There are a lot of reasons we arrived here over the decades of struggling to keep servers in good working order in a sea of change. One is that backup and restore is inherently fragile, and we have many instances where restorability degrades for many reasons over a long life. Backup restore verification is not a regular part of hygiene because it’s intrusive, tedious, and slow. If ever done it’s usually done once.
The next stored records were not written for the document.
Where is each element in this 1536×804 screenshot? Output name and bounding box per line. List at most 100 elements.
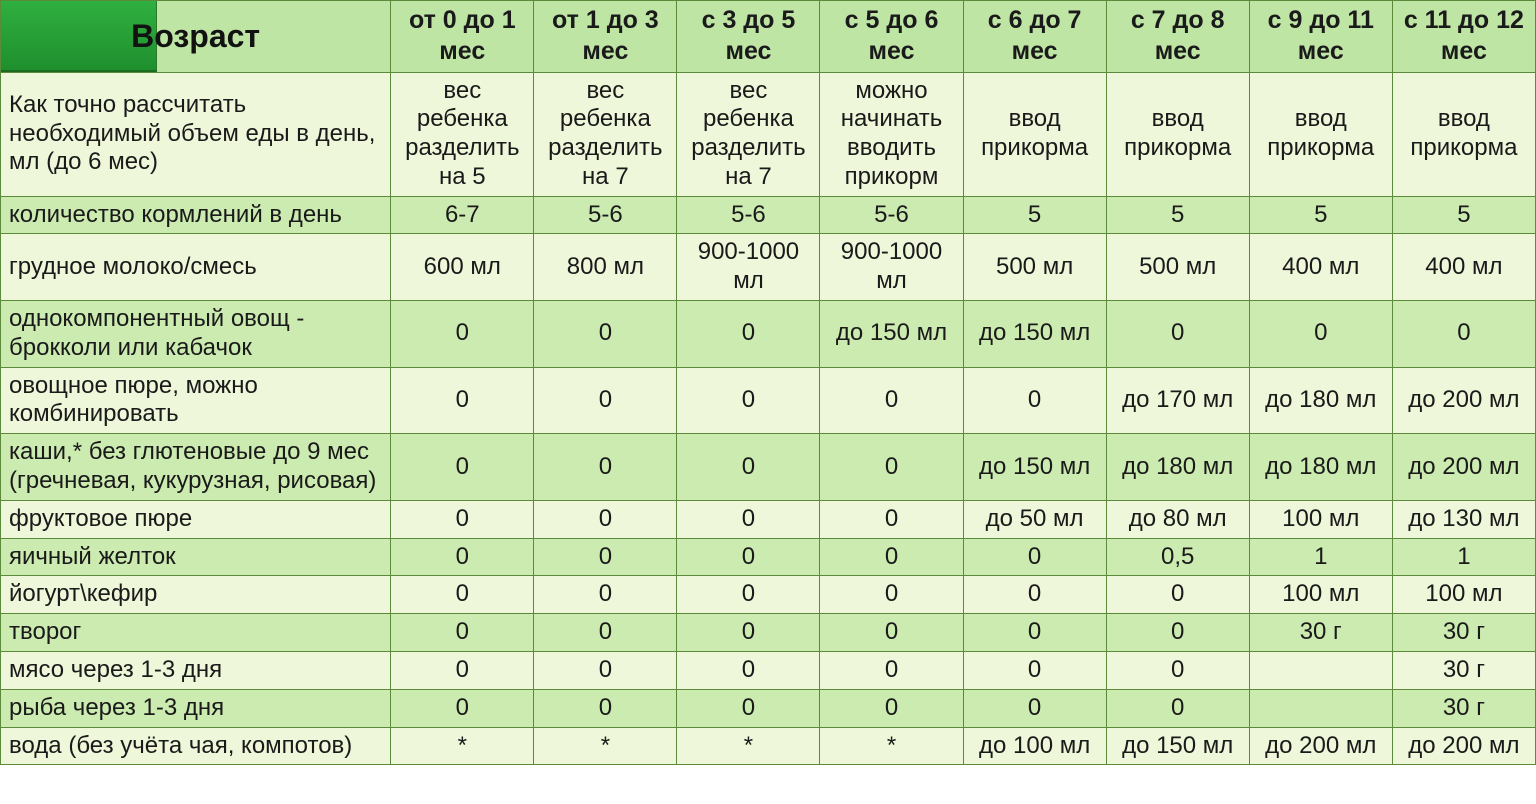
cell: 0: [820, 689, 963, 727]
cell: 900-1000 мл: [820, 234, 963, 301]
cell: 0: [820, 576, 963, 614]
cell: 0: [820, 367, 963, 434]
cell: 5: [1249, 196, 1392, 234]
cell: ввод прикорма: [963, 72, 1106, 196]
header-col-2: с 3 до 5 мес: [677, 1, 820, 73]
cell: 0: [534, 500, 677, 538]
cell: до 50 мл: [963, 500, 1106, 538]
header-col-4: с 6 до 7 мес: [963, 1, 1106, 73]
header-col-3: с 5 до 6 мес: [820, 1, 963, 73]
table-row: йогурт\кефир000000100 мл100 мл: [1, 576, 1536, 614]
row-label: каши,* без глютеновые до 9 мес (гречнева…: [1, 434, 391, 501]
row-label: рыба через 1-3 дня: [1, 689, 391, 727]
cell: 0: [391, 576, 534, 614]
feeding-table-container: Возраст от 0 до 1 мес от 1 до 3 мес с 3 …: [0, 0, 1536, 765]
cell: 0: [677, 652, 820, 690]
cell: 5-6: [534, 196, 677, 234]
cell: 0: [963, 576, 1106, 614]
cell: 100 мл: [1249, 576, 1392, 614]
header-col-1: от 1 до 3 мес: [534, 1, 677, 73]
cell: 0: [391, 538, 534, 576]
cell: до 150 мл: [963, 301, 1106, 368]
cell: *: [820, 727, 963, 765]
cell: до 150 мл: [963, 434, 1106, 501]
cell: 0: [820, 614, 963, 652]
cell: до 150 мл: [820, 301, 963, 368]
table-row: количество кормлений в день6-75-65-65-65…: [1, 196, 1536, 234]
table-row: каши,* без глютеновые до 9 мес (гречнева…: [1, 434, 1536, 501]
cell: 500 мл: [1106, 234, 1249, 301]
cell: 0: [820, 434, 963, 501]
cell: 0: [820, 500, 963, 538]
cell: ввод прикорма: [1106, 72, 1249, 196]
header-col-5: с 7 до 8 мес: [1106, 1, 1249, 73]
cell: 0: [963, 538, 1106, 576]
cell: 0: [391, 614, 534, 652]
cell: 5: [963, 196, 1106, 234]
cell: 0: [534, 367, 677, 434]
cell: 0: [820, 652, 963, 690]
header-col-0: от 0 до 1 мес: [391, 1, 534, 73]
table-row: однокомпонентный овощ - брокколи или каб…: [1, 301, 1536, 368]
cell: 0: [677, 500, 820, 538]
cell: 800 мл: [534, 234, 677, 301]
cell: вес ребенка разделить на 5: [391, 72, 534, 196]
cell: до 200 мл: [1392, 727, 1535, 765]
cell: [1249, 652, 1392, 690]
cell: 0: [677, 367, 820, 434]
row-label: количество кормлений в день: [1, 196, 391, 234]
cell: 30 г: [1392, 689, 1535, 727]
cell: 0: [677, 689, 820, 727]
cell: 1: [1392, 538, 1535, 576]
row-label: мясо через 1-3 дня: [1, 652, 391, 690]
cell: 0: [1106, 652, 1249, 690]
cell: [1249, 689, 1392, 727]
cell: 0: [534, 576, 677, 614]
cell: до 170 мл: [1106, 367, 1249, 434]
cell: 0: [820, 538, 963, 576]
row-label: творог: [1, 614, 391, 652]
cell: 0: [677, 301, 820, 368]
cell: 6-7: [391, 196, 534, 234]
cell: 0: [534, 538, 677, 576]
cell: 0: [677, 434, 820, 501]
cell: 5-6: [677, 196, 820, 234]
table-row: фруктовое пюре0000до 50 млдо 80 мл100 мл…: [1, 500, 1536, 538]
cell: 900-1000 мл: [677, 234, 820, 301]
cell: до 80 мл: [1106, 500, 1249, 538]
header-col-6: с 9 до 11 мес: [1249, 1, 1392, 73]
cell: 0: [391, 689, 534, 727]
header-col-7: с 11 до 12 мес: [1392, 1, 1535, 73]
cell: вес ребенка разделить на 7: [534, 72, 677, 196]
cell: 0: [534, 301, 677, 368]
table-row: яичный желток000000,511: [1, 538, 1536, 576]
table-row: рыба через 1-3 дня00000030 г: [1, 689, 1536, 727]
row-label: овощное пюре, можно комбинировать: [1, 367, 391, 434]
cell: 30 г: [1392, 614, 1535, 652]
cell: 0: [963, 652, 1106, 690]
row-label: грудное молоко/смесь: [1, 234, 391, 301]
cell: 100 мл: [1392, 576, 1535, 614]
row-label: Как точно рассчитать необходимый объем е…: [1, 72, 391, 196]
cell: 0: [391, 367, 534, 434]
cell: 0: [534, 689, 677, 727]
cell: 600 мл: [391, 234, 534, 301]
cell: 0: [963, 614, 1106, 652]
cell: 400 мл: [1392, 234, 1535, 301]
cell: 0: [963, 367, 1106, 434]
table-row: овощное пюре, можно комбинировать00000до…: [1, 367, 1536, 434]
cell: 0: [534, 614, 677, 652]
cell: до 180 мл: [1249, 367, 1392, 434]
cell: 0: [1106, 689, 1249, 727]
row-label: яичный желток: [1, 538, 391, 576]
cell: 1: [1249, 538, 1392, 576]
cell: 0: [391, 652, 534, 690]
cell: 30 г: [1249, 614, 1392, 652]
cell: 0: [1392, 301, 1535, 368]
cell: 30 г: [1392, 652, 1535, 690]
cell: до 150 мл: [1106, 727, 1249, 765]
table-row: вода (без учёта чая, компотов)****до 100…: [1, 727, 1536, 765]
cell: 0: [534, 652, 677, 690]
cell: 0: [391, 301, 534, 368]
table-row: грудное молоко/смесь600 мл800 мл900-1000…: [1, 234, 1536, 301]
Reproducible builds allows for automated verification and testing offline.

Changes done are only captured at snapshot intervals and are no coherent and atomic, so you can easily miss changes that are crucial but capture destructive changes in between deltas. Worse are flaws that are introduced but not observed for a long time and are now hopelessly intermixed with other changes. Reproducible build systems allow you to use a revision control system to manage change and cherry pick changesets to resolve intermixed flaws, and even if they’re deeply intermixed you can resolve in an offline server until it’s healthy to rebuild your online server.

The issue with reproducible build systems isn’t they aren’t superior to backup and restore in every way. It’s the interfaces we provide today are overly complex compared to the simple interface of “backup and restore,” which despite its promised interface always works in the backup part but often fails in the restore. These ideas of hermetic server builds are relatively new and the tooling hasn’t matured.

I would say actually click ops is an ideal way to solve that issue. Click ops that serializes resiliently to a metadata store that drives the build and is revision controlled solves that usability issue. If the metadata store is text configs and can be modified directly without breaking the user interfaces would be necessary to deal with the tedium for complex changes in a UI, while providing a nice rendering of state for simple exploratory changes. Backup and restore would be only necessary for stateful changes, but since the stateful changes aren’t at the OS layer, you won’t end up with a bricked server.